We need to talk to our young women about respecting themselves. That if they or someone they know is raped, it is NOT okay. They must come forward to get the help they need, and end this disgusting cycle of violence. When we start talking about rape, we can give women the resources they need to recover and thrive again.
We must talk about rape.
Two months ago, I celebrated ten years of survival from my rape. I celebrated by running the half marathon I had been training for when I was attacked. At the beginning of the speech I told you running had become impossible for me. I'd run for a minute, and get physically ill because I thought I was about to be attacked. But one minute at a time, one mile at a time, with a lot of help from family and friends, I finished 13.1 miles. And I wanted to help other women too, so I raised over $19,000 for the non-profit Speaking Out about Rape. The money will enable more women get the help they need to recover.
I was so lucky I survived. I was so lucky to have access to the resources I needed to recover. Not many women have that. Because the resources are not available. Because they can’t talk about it. Because we don't talk about rape.
I started the conversation today: I was raped. I said that awful word, 'rape' 27 times. I challenge you to talk about rape once today, once when you get back home. And keep talking about it. We must make this world safer for our women and young girls. We must talk about rape."
I promised Amanda, I would not just share her amazing speech and the YouTube video from One Young World 2013; I promised I would say the word “rape”. We don’t say it enough. Her generation doesn’t say it and the sooner we start calling the evil by its name, the sooner we can start addressing it – properly, especially for Generation Y.
Go to Google and type in words “rape – Kenya” and one of the first stories you will see is that of the outrage we had as Kenyans last week when we found out about the shocking verdict given to gang-rapists of a 16-year-old school girl.
Yes, while some were having a comedy break with silly pictures, the more sane part of Kenya was focused on real issues. In fact, the BBC carried the same story with the words “Kenyans are demanding justice after three men accused of brutally gang-raping a 16-year-old school girl and dumping her body in a latrine were ordered to cut grass as punishment.”

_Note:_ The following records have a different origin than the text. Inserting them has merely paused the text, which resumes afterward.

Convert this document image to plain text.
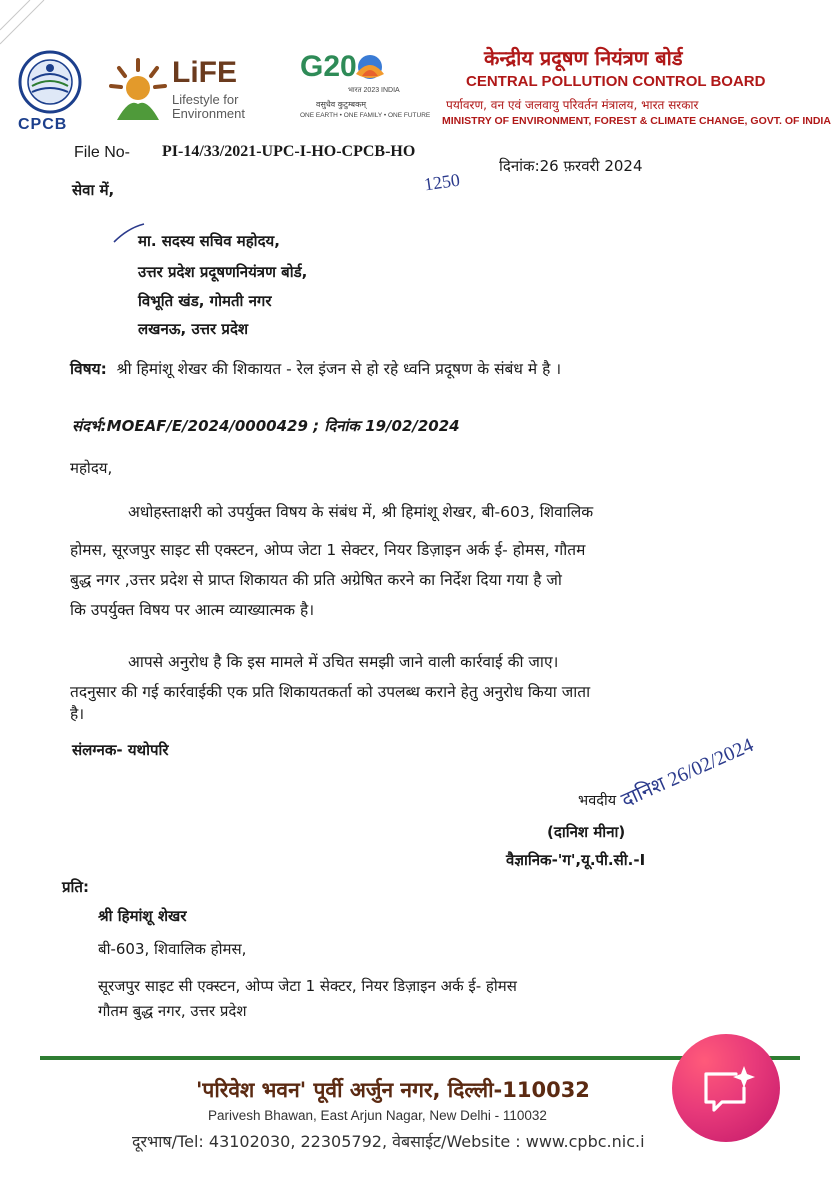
CPCB
LiFE
Lifestyle for
Environment
G20
भारत 2023 INDIA
वसुधैव कुटुम्बकम्
ONE EARTH • ONE FAMILY • ONE FUTURE
केन्द्रीय प्रदूषण नियंत्रण बोर्ड
CENTRAL POLLUTION CONTROL BOARD
पर्यावरण, वन एवं जलवायु परिवर्तन मंत्रालय, भारत सरकार
MINISTRY OF ENVIRONMENT, FOREST & CLIMATE CHANGE, GOVT. OF INDIA
File No- PI-14/33/2021-UPC-I-HO-CPCB-HO
दिनांक:26 फ़रवरी 2024
1250
सेवा में,
मा. सदस्य सचिव महोदय,
उत्तर प्रदेश प्रदूषणनियंत्रण बोर्ड,
विभूति खंड, गोमती नगर
लखनऊ, उत्तर प्रदेश
विषय: श्री हिमांशू शेखर की शिकायत - रेल इंजन से हो रहे ध्वनि प्रदूषण के संबंध मे है ।
संदर्भ:MOEAF/E/2024/0000429 ; दिनांक 19/02/2024
महोदय,
अधोहस्ताक्षरी को उपर्युक्त विषय के संबंध में, श्री हिमांशू शेखर, बी-603, शिवालिक
होमस, सूरजपुर साइट सी एक्स्टन, ओप्प जेटा 1 सेक्टर, नियर डिज़ाइन अर्क ई- होमस, गौतम
बुद्ध नगर ,उत्तर प्रदेश से प्राप्त शिकायत की प्रति अग्रेषित करने का निर्देश दिया गया है जो
कि उपर्युक्त विषय पर आत्म व्याख्यात्मक है।
आपसे अनुरोध है कि इस मामले में उचित समझी जाने वाली कार्रवाई की जाए।
तदनुसार की गई कार्रवाईकी एक प्रति शिकायतकर्ता को उपलब्ध कराने हेतु अनुरोध किया जाता
है।
संलग्नक- यथोपरि	दानिश 26/02/2024
भवदीय
(दानिश मीना)
वैज्ञानिक-'ग',यू.पी.सी.-I
प्रति:
श्री हिमांशू शेखर
बी-603, शिवालिक होमस,
सूरजपुर साइट सी एक्स्टन, ओप्प जेटा 1 सेक्टर, नियर डिज़ाइन अर्क ई- होमस
गौतम बुद्ध नगर, उत्तर प्रदेश
'परिवेश भवन' पूर्वी अर्जुन नगर, दिल्ली-110032
Parivesh Bhawan, East Arjun Nagar, New Delhi - 110032
दूरभाष/Tel: 43102030, 22305792, वेबसाईट/Website : www.cpbc.nic.i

Away from Google, I looked through my inbox on Facebook and found outrage on the same and also a very hard hitting statement from a lady who goes by the name Cate Muthoni Joe, who was furious and frightened about the slow progress of both the police and justice system on the rape of a three-year-old called Baby Paloma.
Here’s my take - until this new generation with the ability to spread news faster than any newspaper or radio station starts to talk about rape and take the conversation seriously – stories like that of the Kenyan school girl, of Baby Paloma and that of Amanda, will continue to be “whatever” stories and they are not and they should not.
To the magistrate or judge who saw it fit to sentence those gang rapists to gardening, please look up Senator Claire McCaskill’s conversation on this very matter. The Senator said something truly profound: “...it's time we stopped treating sexual assault like a human resources problem and started prosecuting it for what it is: criminal behavior”.
I have honoured my promise to Amanda Dufrese not just for Amanda, but for my daughter, my sisters and for all of us. Find her on Facebook and twitter and YouTube and don’t just share the story, say the word – Rape. We must make this world safer for our women and young girls. We must talk about rape. In case for you this serves as just another story, allow me to quote what Cate Muthoni said in her final inbox message on Baby Paloma “...if this goes untold, you and I might as well put signs on our daughters' backs that say 'rape me, no-one will care.' Over to you.